A better point of comparison would be another systems language like C++, and in such a comparison Rust doesn't fare all that poorly.
Finally, I agree with @quinedot that extra "modes" would be adding rather than removing complexity. Worse, this is true in multiple domains: in the compiler implementation (i.e. it makes maintaining the compiler and growing new features more difficult) but also for each and every Rust user out there, in the form of added mandatory context to remember.
I don't disagree with either point here. But perhaps, in a way that if the very point of unwrap. It is a short cut to properly handling to possible conditions where you are assuming that the case will always be good. If you think it ugly then it always forces you to think if you should really be using a more elegant solution
Use the ? and admit that your function is fallible by implementing result
Use a local match forcing the creation of code to manage both cases (if you are generating an empty err or none unwrap suddenly seems elegant)

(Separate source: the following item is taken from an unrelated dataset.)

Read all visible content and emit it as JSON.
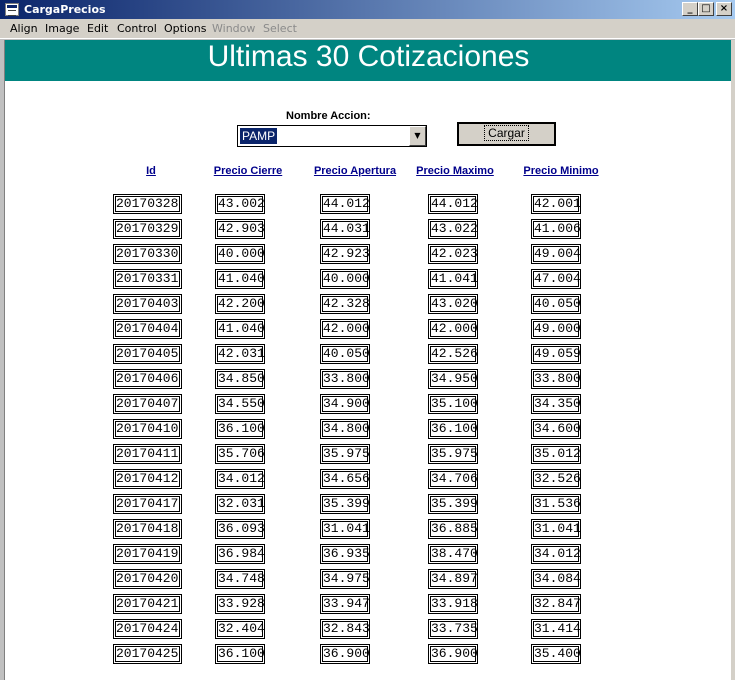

Recognise that the function will not fail in this case and the code can be safely unwrapped (perhaps a comment is in order to explain).
In practice I find that unwrap is only rarely used in production code and more often in the controlled environment of testing where the inputs are certain the expected output known (and indeed the result of a failed unwrap desired)
Well, I'd be defending every side of it if I GOT PAID too...
I'm telling you what it looks to people deciding whether or not they want to Rust - and it's a big NOT for most...
The Rust ecosystem is growing at quite a remarkable pace. It's been adopted by multiple huge conglomerates (e.g. Microsoft, Amazon, Google) and crates for just about every possible use case are popping up, even in domains where Rust historically hasn't had a large presence e.g. machine learning.
It also consistently ranks among the most beloved languages by programmer surveys eg StackOverflow.
In addition, at the very least 1 national government has basically given it its seal of approval (that'd be Uncle Sam) in terms of the language providing a secure base to build digital infrastructure on.
So with all that, I'd like to ask where you get the impression that "it's a big NOT for most"?
Unfortunately, the discussion in this thread has stopped being productive. As it was explicitly also just a “rant”, it seems partially off-topic for the internals forum, anyway; so I don’t think we need to keep it listed, either.